Doc Searls notes some financial pain from UK based radio, and draws the obvious conclusion:
Meanwhile, PORS (my new initialism for Plain Old Radio Service: AM/MW, FM, shortwave) is growing ever more anachronistic and so are efforts either to A) give it with a digital gloss (as do the IBOC digital enhancements to AM and FM, which have made listening worse on old radios while reaching too damn few new ones), or B) replace it with something new developed decades ago (such as DAB), while still sounding like regular old radio stations (while listeners are moving by the millions to iPods and other alternatives over which they are the ones in control).

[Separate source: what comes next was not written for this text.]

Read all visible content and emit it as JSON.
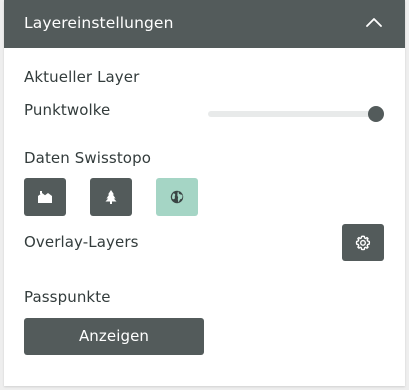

The key is control - time shifting, mostly, but also enjoyment. There's a talk show I listen to on my iPod - I enjoy many of te segments this particular guy does (but not all). His radio show is 3 hours daily, but the podcasts are cut into 3 segments (one for each hour). The ads are eliminated from the podcasts, which makes each "hour" of radio into 33 minutes of podcast.
Now, I don't expect these to remain ad-free forever, but - compare the ligtweight ads on TWiT - which also create their own conversation - to the mind numbing repetition of AM and FM radio. I almost never listen to radio anymore, but that's something that could be reversed - if the broadcasters cared to make the experience not suck.